As for LaBelle, he makes a likable stand-in for the writer-director—even if at times he comes across as a guy who wouldn’t be out of place in an “American Pie” movie—and manages to convincingly convey Sammy’s anger over his parents’ marital problems and his high-school troubles.  As Bennie Rogen lowers his frat-boy persona to a more human level, and Hirsch, though he appears relatively briefly, proves that his old crowd-pleasing skill remains intact.  Lynch’s stint as Ford will send buffs into something close to ecstasy.

As with all of Spielberg’s work, the sheer fastidiousness of the production is as remarkable as the facility of Spielberg and Kaminski’s choreography.  Rick Carter’s production design and Mark Bridges’ costumes aren’t afraid to italicize the period detail (and the colors), and John Williams contributes a sumptuous orchestral score to support the lush images.  At times Spielberg’s penchant for overstatement leads to obviousness—the Boy Scout movie sequences don’t stint on the kids’ high spirits, and the high school bullying material is far from subtle.  Sammy’s relationship with Monica is equally broad, with East coming perilously close to mere caricature.

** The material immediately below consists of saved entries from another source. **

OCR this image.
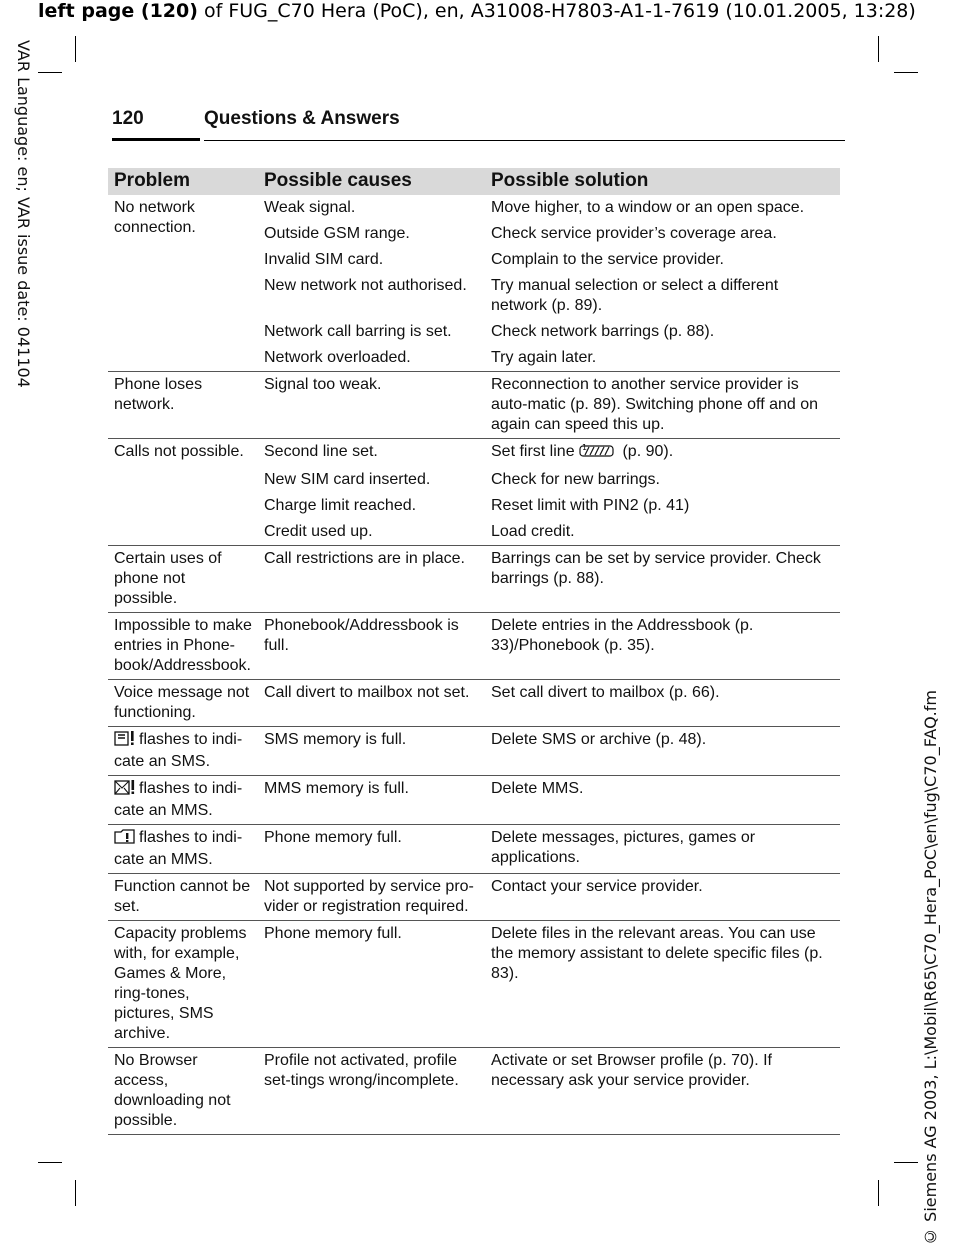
left page (120) of FUG_C70 Hera (PoC), en, A31008-H7803-A1-1-7619 (10.01.2005, 13:28)
VAR Language: en; VAR issue date: 041104
© Siemens AG 2003, L:\Mobil\R65\C70_Hera_PoC\en\fug\C70_FAQ.fm
120	Questions & Answers
Problem	Possible causes	Possible solution
No network connection.	Weak signal.	Move higher, to a window or an open space.
	Outside GSM range.	Check service provider’s coverage area.
	Invalid SIM card.	Complain to the service provider.
	New network not authorised.	Try manual selection or select a different network (p. 89).
	Network call barring is set.	Check network barrings (p. 88).
	Network overloaded.	Try again later.
Phone loses network.	Signal too weak.	Reconnection to another service provider is auto-matic (p. 89). Switching phone off and on again can speed this up.
Calls not possible.	Second line set.	Set first line 1 (p. 90).
	New SIM card inserted.	Check for new barrings.
	Charge limit reached.	Reset limit with PIN2 (p. 41)
	Credit used up.	Load credit.
Certain uses of phone not possible.	Call restrictions are in place.	Barrings can be set by service provider. Check barrings (p. 88).
Impossible to make entries in Phone-book/Addressbook.	Phonebook/Addressbook is full.	Delete entries in the Addressbook (p. 33)/Phonebook (p. 35).
Voice message not functioning.	Call divert to mailbox not set.	Set call divert to mailbox (p. 66).
flashes to indi-cate an SMS.	SMS memory is full.	Delete SMS or archive (p. 48).
flashes to indi-cate an MMS.	MMS memory is full.	Delete MMS.
flashes to indi-cate an MMS.	Phone memory full.	Delete messages, pictures, games or applications.
Function cannot be set.	Not supported by service pro-vider or registration required.	Contact your service provider.
Capacity problems with, for example, Games & More, ring-tones, pictures, SMS archive.	Phone memory full.	Delete files in the relevant areas. You can use the memory assistant to delete specific files (p. 83).
No Browser access, downloading not possible.	Profile not activated, profile set-tings wrong/incomplete.	Activate or set Browser profile (p. 70). If necessary ask your service provider.
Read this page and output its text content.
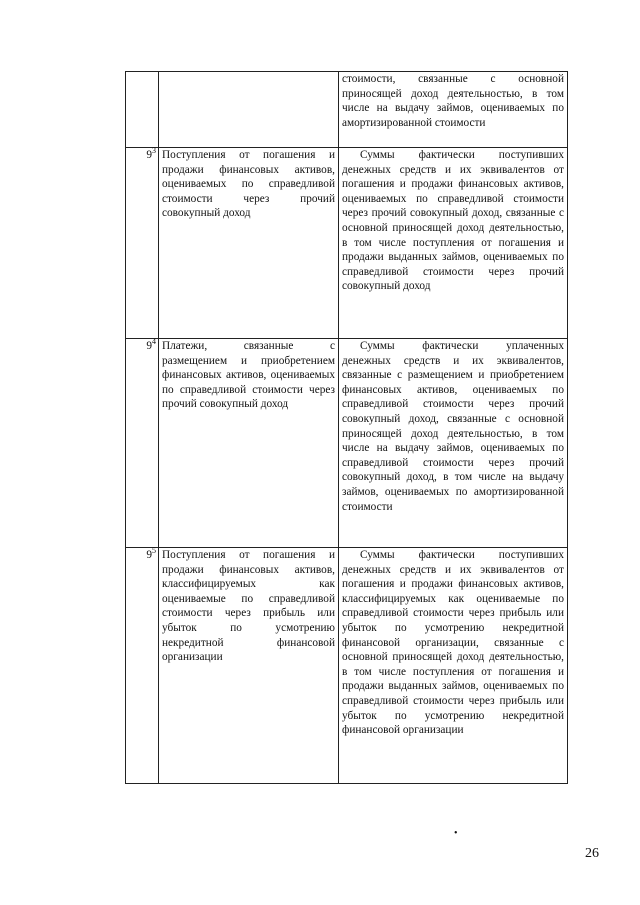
		стоимости, связанные с основной приносящей доход деятельностью, в том числе на выдачу займов, оцениваемых по амортизированной стоимости
$9^3$	Поступления от погашения и продажи финансовых активов, оцениваемых по справедливой стоимости через прочий совокупный доход	Суммы фактически поступивших денежных средств и их эквивалентов от погашения и продажи финансовых активов, оцениваемых по справедливой стоимости через прочий совокупный доход, связанные с основной приносящей доход деятельностью, в том числе поступления от погашения и продажи выданных займов, оцениваемых по справедливой стоимости через прочий совокупный доход

$9^4$	Платежи, связанные с размещением и приобретением финансовых активов, оцениваемых по справедливой стоимости через прочий совокупный доход	Суммы фактически уплаченных денежных средств и их эквивалентов, связанные с размещением и приобретением финансовых активов, оцениваемых по справедливой стоимости через прочий совокупный доход, связанные с основной приносящей доход деятельностью, в том числе на выдачу займов, оцениваемых по справедливой стоимости через прочий совокупный доход, в том числе на выдачу займов, оцениваемых по амортизированной стоимости

$9^5$	Поступления от погашения и продажи финансовых активов, классифицируемых как оцениваемые по справедливой стоимости через прибыль или убыток по усмотрению некредитной финансовой организации	Суммы фактически поступивших денежных средств и их эквивалентов от погашения и продажи финансовых активов, классифицируемых как оцениваемые по справедливой стоимости через прибыль или убыток по усмотрению некредитной финансовой организации, связанные с основной приносящей доход деятельностью, в том числе поступления от погашения и продажи выданных займов, оцениваемых по справедливой стоимости через прибыль или убыток по усмотрению некредитной финансовой организации
•
26
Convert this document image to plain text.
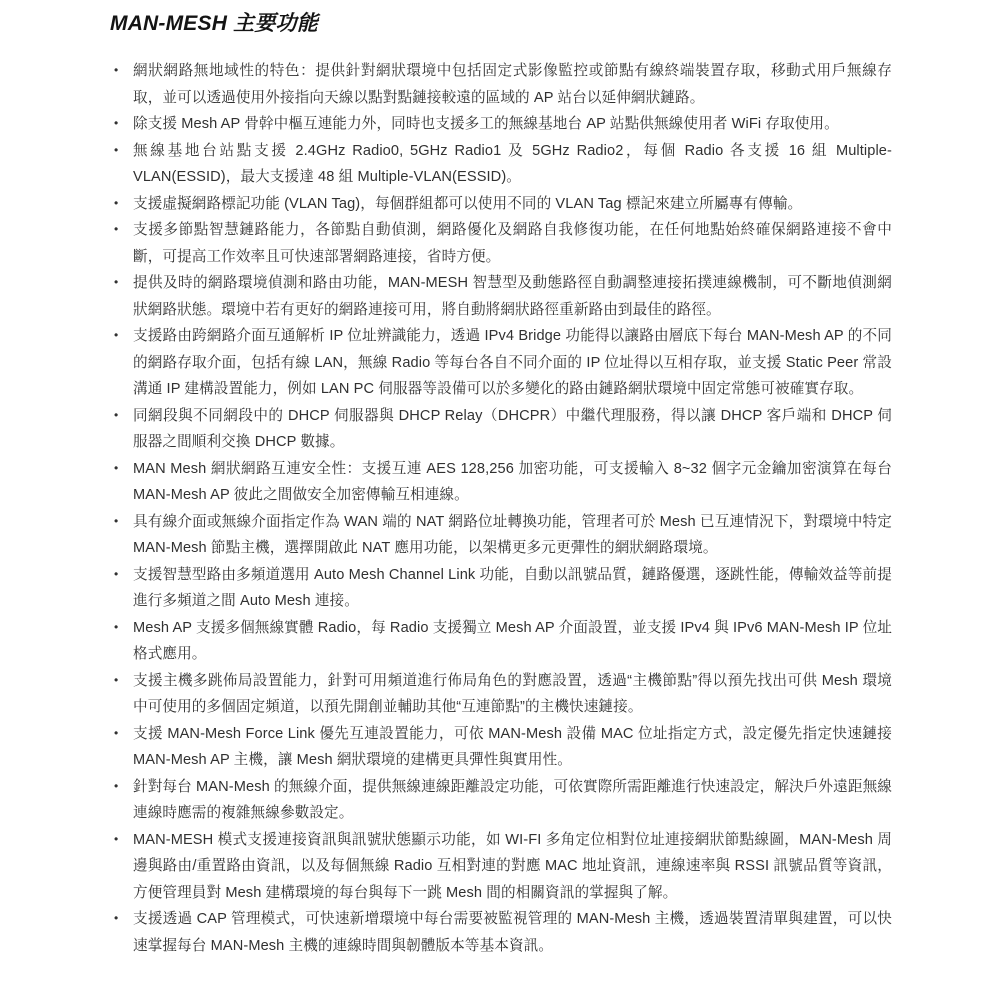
MAN-MESH 主要功能
• 網狀網路無地域性的特色：提供針對網狀環境中包括固定式影像監控或節點有線終端裝置存取，移動式用戶無線存取，並可以透過使用外接指向天線以點對點鏈接較遠的區域的 AP 站台以延伸網狀鏈路。
• 除支援 Mesh AP 骨幹中樞互連能力外，同時也支援多工的無線基地台 AP 站點供無線使用者 WiFi 存取使用。
• 無線基地台站點支援 2.4GHz Radio0, 5GHz Radio1 及 5GHz Radio2，每個 Radio 各支援 16 組 Multiple-VLAN(ESSID)，最大支援達 48 組 Multiple-VLAN(ESSID)。
• 支援虛擬網路標記功能 (VLAN Tag)，每個群組都可以使用不同的 VLAN Tag 標記來建立所屬專有傳輸。
• 支援多節點智慧鏈路能力，各節點自動偵測，網路優化及網路自我修復功能，在任何地點始終確保網路連接不會中斷，可提高工作效率且可快速部署網路連接，省時方便。
• 提供及時的網路環境偵測和路由功能，MAN-MESH 智慧型及動態路徑自動調整連接拓撲連線機制，可不斷地偵測網狀網路狀態。環境中若有更好的網路連接可用，將自動將網狀路徑重新路由到最佳的路徑。
• 支援路由跨網路介面互通解析 IP 位址辨識能力，透過 IPv4 Bridge 功能得以讓路由層底下每台 MAN-Mesh AP 的不同的網路存取介面，包括有線 LAN，無線 Radio 等每台各自不同介面的 IP 位址得以互相存取，並支援 Static Peer 常設溝通 IP 建構設置能力，例如 LAN PC 伺服器等設備可以於多變化的路由鏈路網狀環境中固定常態可被確實存取。
• 同網段與不同網段中的 DHCP 伺服器與 DHCP Relay（DHCPR）中繼代理服務，得以讓 DHCP 客戶端和 DHCP 伺服器之間順利交換 DHCP 數據。
• MAN Mesh 網狀網路互連安全性：支援互連 AES 128,256 加密功能，可支援輸入 8~32 個字元金鑰加密演算在每台 MAN-Mesh AP 彼此之間做安全加密傳輸互相連線。
• 具有線介面或無線介面指定作為 WAN 端的 NAT 網路位址轉換功能，管理者可於 Mesh 已互連情況下，對環境中特定 MAN-Mesh 節點主機，選擇開啟此 NAT 應用功能，以架構更多元更彈性的網狀網路環境。
• 支援智慧型路由多頻道選用 Auto Mesh Channel Link 功能，自動以訊號品質，鏈路優選，逐跳性能，傳輸效益等前提進行多頻道之間 Auto Mesh 連接。
• Mesh AP 支援多個無線實體 Radio，每 Radio 支援獨立 Mesh AP 介面設置，並支援 IPv4 與 IPv6 MAN-Mesh IP 位址格式應用。
• 支援主機多跳佈局設置能力，針對可用頻道進行佈局角色的對應設置，透過“主機節點”得以預先找出可供 Mesh 環境中可使用的多個固定頻道，以預先開創並輔助其他“互連節點”的主機快速鏈接。
• 支援 MAN-Mesh Force Link 優先互連設置能力，可依 MAN-Mesh 設備 MAC 位址指定方式，設定優先指定快速鏈接 MAN-Mesh AP 主機，讓 Mesh 網狀環境的建構更具彈性與實用性。
• 針對每台 MAN-Mesh 的無線介面，提供無線連線距離設定功能，可依實際所需距離進行快速設定，解決戶外遠距無線連線時應需的複雜無線參數設定。
• MAN-MESH 模式支援連接資訊與訊號狀態顯示功能，如 WI-FI 多角定位相對位址連接網狀節點線圖，MAN-Mesh 周邊與路由/重置路由資訊，以及每個無線 Radio 互相對連的對應 MAC 地址資訊，連線速率與 RSSI 訊號品質等資訊，方便管理員對 Mesh 建構環境的每台與每下一跳 Mesh 間的相關資訊的掌握與了解。
• 支援透過 CAP 管理模式，可快速新增環境中每台需要被監視管理的 MAN-Mesh 主機，透過裝置清單與建置，可以快速掌握每台 MAN-Mesh 主機的連線時間與韌體版本等基本資訊。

But despite the quibbles “The Fabelmans” is one of Spielberg’s most accessible and engaging works.  At two and a half hours it’s long, but as edited by Sarah Broshar and Michael Kahn never feels so, and as it ends you’re exhilarated rather than tired, almost hoping for a second act to take the story through the director’s astonishing cinema career. 

Among the many films in which filmmakers reminisce about their work, this is one of the most approachable.  It’s inevitable that it will encourage you to reach back into Spielberg’s oeuvre and enjoy the movies (and early TV shows) that Sammy—sorry, Steven—would make.